Dancing on Volcano album review – a glorious technicolor snapshot of pre-war German music | Classical music


Mef this recording by Ensemble Modern by HK Gruber represents a snapshot of German music between 1920 and 1933, and is a perfect example of something the Nazis could not follow. “Too modern, too jazzy, too Jewish,” they exclaimed. It is not surprising that all four writers ended up in the United States.

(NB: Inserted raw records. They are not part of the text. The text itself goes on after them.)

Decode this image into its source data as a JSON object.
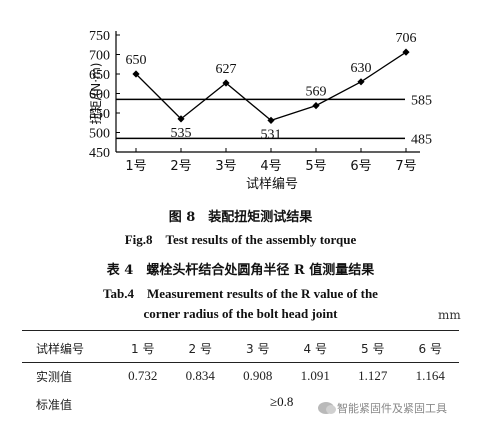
{
  "chart_data": {
    "type": "line",
    "categories": [
      "1号",
      "2号",
      "3号",
      "4号",
      "5号",
      "6号",
      "7号"
    ],
    "series": [
      {
        "values": [
          650,
          535,
          627,
          531,
          569,
          630,
          706
        ]
      }
    ],
    "data_labels": [
      "650",
      "535",
      "627",
      "531",
      "569",
      "630",
      "706"
    ],
    "reference_lines": [
      {
        "value": 585,
        "label": "585"
      },
      {
        "value": 485,
        "label": "485"
      }
    ],
    "ylabel": "扭矩/(N·m)",
    "xlabel": "试样编号",
    "ylim": [
      450,
      750
    ],
    "yticks": [
      "750",
      "700",
      "650",
      "600",
      "550",
      "500",
      "450"
    ],
    "ytick_values": [
      750,
      700,
      650,
      600,
      550,
      500,
      450
    ],
    "grid": false,
    "line_color": "#000000"
  },
  "figure": {
    "caption_zh": "图 8　装配扭矩测试结果",
    "caption_en": "Fig.8　Test results of the assembly torque"
  },
  "table": {
    "title_zh": "表 4　螺栓头杆结合处圆角半径 R 值测量结果",
    "title_en_1": "Tab.4　Measurement results of the R value of the",
    "title_en_2": "corner radius of the bolt head joint",
    "unit": "mm",
    "header": {
      "label": "试样编号",
      "cols": [
        "1 号",
        "2 号",
        "3 号",
        "4 号",
        "5 号",
        "6 号"
      ]
    },
    "row_measured": {
      "label": "实测值",
      "cells": [
        "0.732",
        "0.834",
        "0.908",
        "1.091",
        "1.127",
        "1.164"
      ]
    },
    "row_standard": {
      "label": "标准值",
      "value": "≥0.8"
    }
  },
  "watermark": {
    "text": "智能紧固件及紧固工具",
    "icon": "wechat-icon"
  }
}
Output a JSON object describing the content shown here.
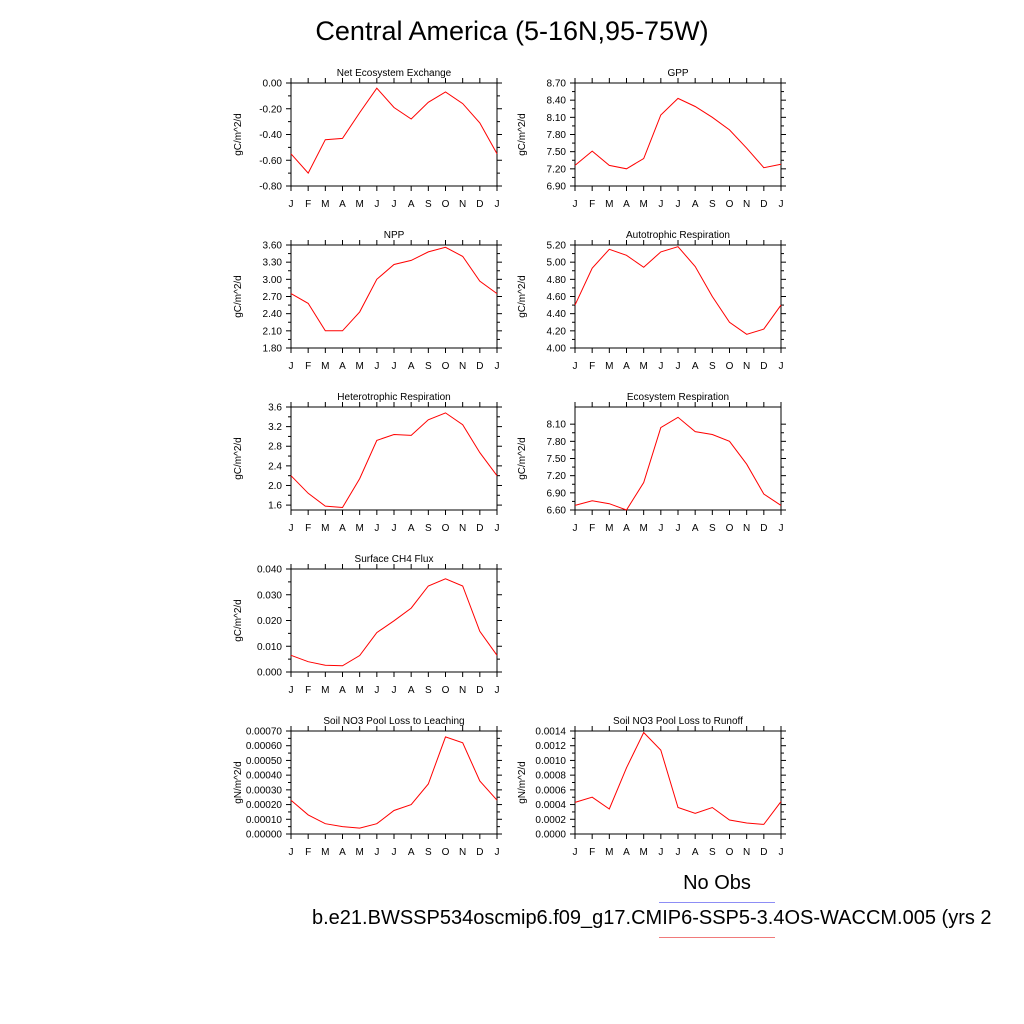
{
  "page": {
    "title": "Central America (5-16N,95-75W)",
    "legend": {
      "obs_label": "No Obs",
      "obs_color": "#8d8df5",
      "case_label": "b.e21.BWSSP534oscmip6.f09_g17.CMIP6-SSP5-3.4OS-WACCM.005 (yrs 2",
      "case_color": "#f07a7a"
    }
  },
  "chart_data": [
    {
      "type": "line",
      "title": "Net Ecosystem Exchange",
      "ylabel": "gC/m^2/d",
      "x": [
        "J",
        "F",
        "M",
        "A",
        "M",
        "J",
        "J",
        "A",
        "S",
        "O",
        "N",
        "D",
        "J"
      ],
      "ylim": [
        -0.8,
        0.0
      ],
      "yticks": [
        "0.00",
        "-0.20",
        "-0.40",
        "-0.60",
        "-0.80"
      ],
      "ytick_values": [
        0.0,
        -0.2,
        -0.4,
        -0.6,
        -0.8
      ],
      "series": [
        {
          "color": "#ff0000",
          "values": [
            -0.55,
            -0.7,
            -0.44,
            -0.43,
            -0.23,
            -0.04,
            -0.19,
            -0.28,
            -0.15,
            -0.07,
            -0.16,
            -0.31,
            -0.55
          ]
        }
      ]
    },
    {
      "type": "line",
      "title": "GPP",
      "ylabel": "gC/m^2/d",
      "x": [
        "J",
        "F",
        "M",
        "A",
        "M",
        "J",
        "J",
        "A",
        "S",
        "O",
        "N",
        "D",
        "J"
      ],
      "ylim": [
        6.9,
        8.7
      ],
      "yticks": [
        "8.70",
        "8.40",
        "8.10",
        "7.80",
        "7.50",
        "7.20",
        "6.90"
      ],
      "ytick_values": [
        8.7,
        8.4,
        8.1,
        7.8,
        7.5,
        7.2,
        6.9
      ],
      "series": [
        {
          "color": "#ff0000",
          "values": [
            7.26,
            7.51,
            7.26,
            7.2,
            7.38,
            8.14,
            8.43,
            8.29,
            8.1,
            7.88,
            7.56,
            7.22,
            7.28
          ]
        }
      ]
    },
    {
      "type": "line",
      "title": "NPP",
      "ylabel": "gC/m^2/d",
      "x": [
        "J",
        "F",
        "M",
        "A",
        "M",
        "J",
        "J",
        "A",
        "S",
        "O",
        "N",
        "D",
        "J"
      ],
      "ylim": [
        1.8,
        3.6
      ],
      "yticks": [
        "3.60",
        "3.30",
        "3.00",
        "2.70",
        "2.40",
        "2.10",
        "1.80"
      ],
      "ytick_values": [
        3.6,
        3.3,
        3.0,
        2.7,
        2.4,
        2.1,
        1.8
      ],
      "series": [
        {
          "color": "#ff0000",
          "values": [
            2.75,
            2.58,
            2.1,
            2.1,
            2.43,
            3.0,
            3.26,
            3.33,
            3.48,
            3.56,
            3.4,
            2.97,
            2.75
          ]
        }
      ]
    },
    {
      "type": "line",
      "title": "Autotrophic Respiration",
      "ylabel": "gC/m^2/d",
      "x": [
        "J",
        "F",
        "M",
        "A",
        "M",
        "J",
        "J",
        "A",
        "S",
        "O",
        "N",
        "D",
        "J"
      ],
      "ylim": [
        4.0,
        5.2
      ],
      "yticks": [
        "5.20",
        "5.00",
        "4.80",
        "4.60",
        "4.40",
        "4.20",
        "4.00"
      ],
      "ytick_values": [
        5.2,
        5.0,
        4.8,
        4.6,
        4.4,
        4.2,
        4.0
      ],
      "series": [
        {
          "color": "#ff0000",
          "values": [
            4.5,
            4.93,
            5.15,
            5.08,
            4.94,
            5.12,
            5.18,
            4.95,
            4.6,
            4.3,
            4.16,
            4.22,
            4.5
          ]
        }
      ]
    },
    {
      "type": "line",
      "title": "Heterotrophic Respiration",
      "ylabel": "gC/m^2/d",
      "x": [
        "J",
        "F",
        "M",
        "A",
        "M",
        "J",
        "J",
        "A",
        "S",
        "O",
        "N",
        "D",
        "J"
      ],
      "ylim": [
        1.5,
        3.6
      ],
      "yticks": [
        "3.6",
        "3.2",
        "2.8",
        "2.4",
        "2.0",
        "1.6"
      ],
      "ytick_values": [
        3.6,
        3.2,
        2.8,
        2.4,
        2.0,
        1.6
      ],
      "series": [
        {
          "color": "#ff0000",
          "values": [
            2.2,
            1.84,
            1.58,
            1.55,
            2.14,
            2.92,
            3.04,
            3.02,
            3.34,
            3.48,
            3.24,
            2.67,
            2.2
          ]
        }
      ]
    },
    {
      "type": "line",
      "title": "Ecosystem Respiration",
      "ylabel": "gC/m^2/d",
      "x": [
        "J",
        "F",
        "M",
        "A",
        "M",
        "J",
        "J",
        "A",
        "S",
        "O",
        "N",
        "D",
        "J"
      ],
      "ylim": [
        6.6,
        8.4
      ],
      "yticks": [
        "8.10",
        "7.80",
        "7.50",
        "7.20",
        "6.90",
        "6.60"
      ],
      "ytick_values": [
        8.1,
        7.8,
        7.5,
        7.2,
        6.9,
        6.6
      ],
      "series": [
        {
          "color": "#ff0000",
          "values": [
            6.68,
            6.76,
            6.71,
            6.6,
            7.08,
            8.04,
            8.22,
            7.97,
            7.92,
            7.8,
            7.4,
            6.88,
            6.68
          ]
        }
      ]
    },
    {
      "type": "line",
      "title": "Surface CH4 Flux",
      "ylabel": "gC/m^2/d",
      "x": [
        "J",
        "F",
        "M",
        "A",
        "M",
        "J",
        "J",
        "A",
        "S",
        "O",
        "N",
        "D",
        "J"
      ],
      "ylim": [
        0.0,
        0.04
      ],
      "yticks": [
        "0.040",
        "0.030",
        "0.020",
        "0.010",
        "0.000"
      ],
      "ytick_values": [
        0.04,
        0.03,
        0.02,
        0.01,
        0.0
      ],
      "series": [
        {
          "color": "#ff0000",
          "values": [
            0.0065,
            0.004,
            0.0026,
            0.0024,
            0.0064,
            0.0153,
            0.0199,
            0.0248,
            0.0334,
            0.0362,
            0.0334,
            0.0158,
            0.0065
          ]
        }
      ]
    },
    {
      "type": "line",
      "title": "Soil NO3 Pool Loss to Leaching",
      "ylabel": "gN/m^2/d",
      "x": [
        "J",
        "F",
        "M",
        "A",
        "M",
        "J",
        "J",
        "A",
        "S",
        "O",
        "N",
        "D",
        "J"
      ],
      "ylim": [
        0.0,
        0.0007
      ],
      "yticks": [
        "0.00070",
        "0.00060",
        "0.00050",
        "0.00040",
        "0.00030",
        "0.00020",
        "0.00010",
        "0.00000"
      ],
      "ytick_values": [
        0.0007,
        0.0006,
        0.0005,
        0.0004,
        0.0003,
        0.0002,
        0.0001,
        0.0
      ],
      "series": [
        {
          "color": "#ff0000",
          "values": [
            0.00023,
            0.00013,
            7e-05,
            5e-05,
            4e-05,
            7e-05,
            0.00016,
            0.0002,
            0.00034,
            0.00066,
            0.00062,
            0.00036,
            0.00023
          ]
        }
      ]
    },
    {
      "type": "line",
      "title": "Soil NO3 Pool Loss to Runoff",
      "ylabel": "gN/m^2/d",
      "x": [
        "J",
        "F",
        "M",
        "A",
        "M",
        "J",
        "J",
        "A",
        "S",
        "O",
        "N",
        "D",
        "J"
      ],
      "ylim": [
        0.0,
        0.0014
      ],
      "yticks": [
        "0.0014",
        "0.0012",
        "0.0010",
        "0.0008",
        "0.0006",
        "0.0004",
        "0.0002",
        "0.0000"
      ],
      "ytick_values": [
        0.0014,
        0.0012,
        0.001,
        0.0008,
        0.0006,
        0.0004,
        0.0002,
        0.0
      ],
      "series": [
        {
          "color": "#ff0000",
          "values": [
            0.00043,
            0.0005,
            0.00034,
            0.0009,
            0.00138,
            0.00114,
            0.00036,
            0.00028,
            0.00036,
            0.00019,
            0.00015,
            0.00013,
            0.00044
          ]
        }
      ]
    }
  ]
}
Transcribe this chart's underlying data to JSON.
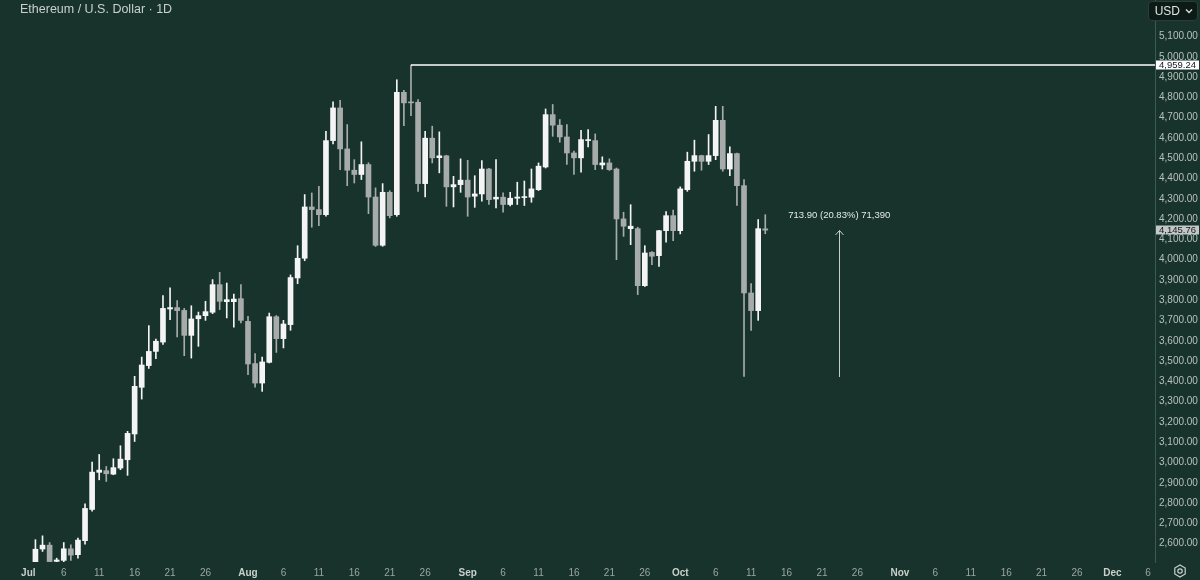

Dancing on a Volcano: Ensemble Modern

First published in 1922, Hindemith’s Kammermusik No 1 was criticized by one critic as containing “the vulgarity and frivolity that is possible for a very special composer”. Gruber embraces his neo-classical spikiness and jazz-age energy in a delightful performance. Korngold, as he described in his 1920 musical version of Shakespeare’s Much Ado About Nothing, is Hindemith’s polar opposite. In an entertaining read, Gruber infuses the author’s Viennese neo-Romanticism with the smoke of acerbic wit.

Schoenberg’s Accompaniment to a Cinematographic Scene, which began under Klemperer in 1930, is eight minutes of angst. Johannes Schöllhorn’s lean-textured chamber version of 1993 is mined for each different version.

The crown jewel is Gruber and Christian Muthspiel’s Kurt Weill Foundation-sanctioned adaptation of The Seven Deadly Sins. Wallis Giunta is more opera diva than Weimar chanteuse but there’s no shortage of her voice, while Amarcord’s male quartet kvetch and wheedle as her brutal family. Gruber’s razor-sharp but flexible interpretation drips with critical smoke.